Mas essa conta pode ser muito maior: se o total de dívida já acumulada por esses seis empresas distribuidoras for repassado ao consumidor, a conta pode chegar a R$ 25 bilhões. Segundo a Aneel, somente esse repasse aumentaria as tarifas de eletricidade em média em 30%.
A MP também pode trazer um dispositivo para tentar prorrogar esse empréstimo via RGR e que mantém as seis distribuidoras operando ainda como estatais, evitando que sejam liquidadas.
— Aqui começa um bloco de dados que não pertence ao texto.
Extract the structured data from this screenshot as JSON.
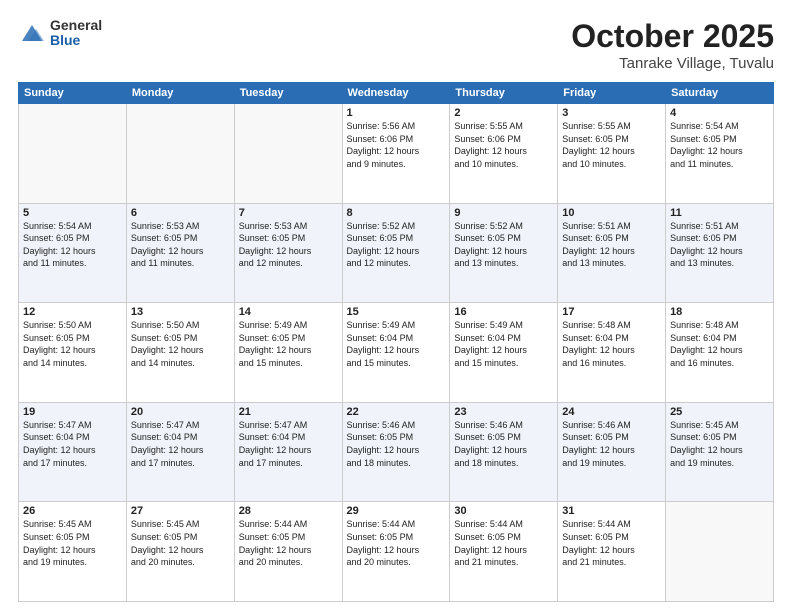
{
  "logo": {
    "general": "General",
    "blue": "Blue"
  },
  "header": {
    "month": "October 2025",
    "location": "Tanrake Village, Tuvalu"
  },
  "weekdays": [
    "Sunday",
    "Monday",
    "Tuesday",
    "Wednesday",
    "Thursday",
    "Friday",
    "Saturday"
  ],
  "weeks": [
    [
      {
        "day": "",
        "info": ""
      },
      {
        "day": "",
        "info": ""
      },
      {
        "day": "",
        "info": ""
      },
      {
        "day": "1",
        "info": "Sunrise: 5:56 AM\nSunset: 6:06 PM\nDaylight: 12 hours\nand 9 minutes."
      },
      {
        "day": "2",
        "info": "Sunrise: 5:55 AM\nSunset: 6:06 PM\nDaylight: 12 hours\nand 10 minutes."
      },
      {
        "day": "3",
        "info": "Sunrise: 5:55 AM\nSunset: 6:05 PM\nDaylight: 12 hours\nand 10 minutes."
      },
      {
        "day": "4",
        "info": "Sunrise: 5:54 AM\nSunset: 6:05 PM\nDaylight: 12 hours\nand 11 minutes."
      }
    ],
    [
      {
        "day": "5",
        "info": "Sunrise: 5:54 AM\nSunset: 6:05 PM\nDaylight: 12 hours\nand 11 minutes."
      },
      {
        "day": "6",
        "info": "Sunrise: 5:53 AM\nSunset: 6:05 PM\nDaylight: 12 hours\nand 11 minutes."
      },
      {
        "day": "7",
        "info": "Sunrise: 5:53 AM\nSunset: 6:05 PM\nDaylight: 12 hours\nand 12 minutes."
      },
      {
        "day": "8",
        "info": "Sunrise: 5:52 AM\nSunset: 6:05 PM\nDaylight: 12 hours\nand 12 minutes."
      },
      {
        "day": "9",
        "info": "Sunrise: 5:52 AM\nSunset: 6:05 PM\nDaylight: 12 hours\nand 13 minutes."
      },
      {
        "day": "10",
        "info": "Sunrise: 5:51 AM\nSunset: 6:05 PM\nDaylight: 12 hours\nand 13 minutes."
      },
      {
        "day": "11",
        "info": "Sunrise: 5:51 AM\nSunset: 6:05 PM\nDaylight: 12 hours\nand 13 minutes."
      }
    ],
    [
      {
        "day": "12",
        "info": "Sunrise: 5:50 AM\nSunset: 6:05 PM\nDaylight: 12 hours\nand 14 minutes."
      },
      {
        "day": "13",
        "info": "Sunrise: 5:50 AM\nSunset: 6:05 PM\nDaylight: 12 hours\nand 14 minutes."
      },
      {
        "day": "14",
        "info": "Sunrise: 5:49 AM\nSunset: 6:05 PM\nDaylight: 12 hours\nand 15 minutes."
      },
      {
        "day": "15",
        "info": "Sunrise: 5:49 AM\nSunset: 6:04 PM\nDaylight: 12 hours\nand 15 minutes."
      },
      {
        "day": "16",
        "info": "Sunrise: 5:49 AM\nSunset: 6:04 PM\nDaylight: 12 hours\nand 15 minutes."
      },
      {
        "day": "17",
        "info": "Sunrise: 5:48 AM\nSunset: 6:04 PM\nDaylight: 12 hours\nand 16 minutes."
      },
      {
        "day": "18",
        "info": "Sunrise: 5:48 AM\nSunset: 6:04 PM\nDaylight: 12 hours\nand 16 minutes."
      }
    ],
    [
      {
        "day": "19",
        "info": "Sunrise: 5:47 AM\nSunset: 6:04 PM\nDaylight: 12 hours\nand 17 minutes."
      },
      {
        "day": "20",
        "info": "Sunrise: 5:47 AM\nSunset: 6:04 PM\nDaylight: 12 hours\nand 17 minutes."
      },
      {
        "day": "21",
        "info": "Sunrise: 5:47 AM\nSunset: 6:04 PM\nDaylight: 12 hours\nand 17 minutes."
      },
      {
        "day": "22",
        "info": "Sunrise: 5:46 AM\nSunset: 6:05 PM\nDaylight: 12 hours\nand 18 minutes."
      },
      {
        "day": "23",
        "info": "Sunrise: 5:46 AM\nSunset: 6:05 PM\nDaylight: 12 hours\nand 18 minutes."
      },
      {
        "day": "24",
        "info": "Sunrise: 5:46 AM\nSunset: 6:05 PM\nDaylight: 12 hours\nand 19 minutes."
      },
      {
        "day": "25",
        "info": "Sunrise: 5:45 AM\nSunset: 6:05 PM\nDaylight: 12 hours\nand 19 minutes."
      }
    ],
    [
      {
        "day": "26",
        "info": "Sunrise: 5:45 AM\nSunset: 6:05 PM\nDaylight: 12 hours\nand 19 minutes."
      },
      {
        "day": "27",
        "info": "Sunrise: 5:45 AM\nSunset: 6:05 PM\nDaylight: 12 hours\nand 20 minutes."
      },
      {
        "day": "28",
        "info": "Sunrise: 5:44 AM\nSunset: 6:05 PM\nDaylight: 12 hours\nand 20 minutes."
      },
      {
        "day": "29",
        "info": "Sunrise: 5:44 AM\nSunset: 6:05 PM\nDaylight: 12 hours\nand 20 minutes."
      },
      {
        "day": "30",
        "info": "Sunrise: 5:44 AM\nSunset: 6:05 PM\nDaylight: 12 hours\nand 21 minutes."
      },
      {
        "day": "31",
        "info": "Sunrise: 5:44 AM\nSunset: 6:05 PM\nDaylight: 12 hours\nand 21 minutes."
      },
      {
        "day": "",
        "info": ""
      }
    ]
  ]
}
Essa seria uma “pedalada” para evitar a privatização das empresas, nas palavras de um técnico a par das discussões.
Além dos altos custos que podem ter de ser repassados ao consumidor para que não se venda a Eletrobras, as alterações feitas pelo Congresso teriam ao menos um efeito nocivo para o futuro, na visão da Aneel. Com suas ineficiências sendo pagas pelos consumidores de eletricidade, nem a Eletrobras nem as seis distribuidoras teriam incentivos para melhorarem seus gastos, reduzirem perdas e combaterem o furto de combustível.
“A conclusão do processo de licitação traz perspectiva de redução de perdas, custos operacionais, melhora do serviço prestado, adimplência setorial, retomada dos investimentos e sustentabilidade da concessão que, no médio e longo prazo, são benefícios para o consumidor local e nacional”, aponta a Aneel.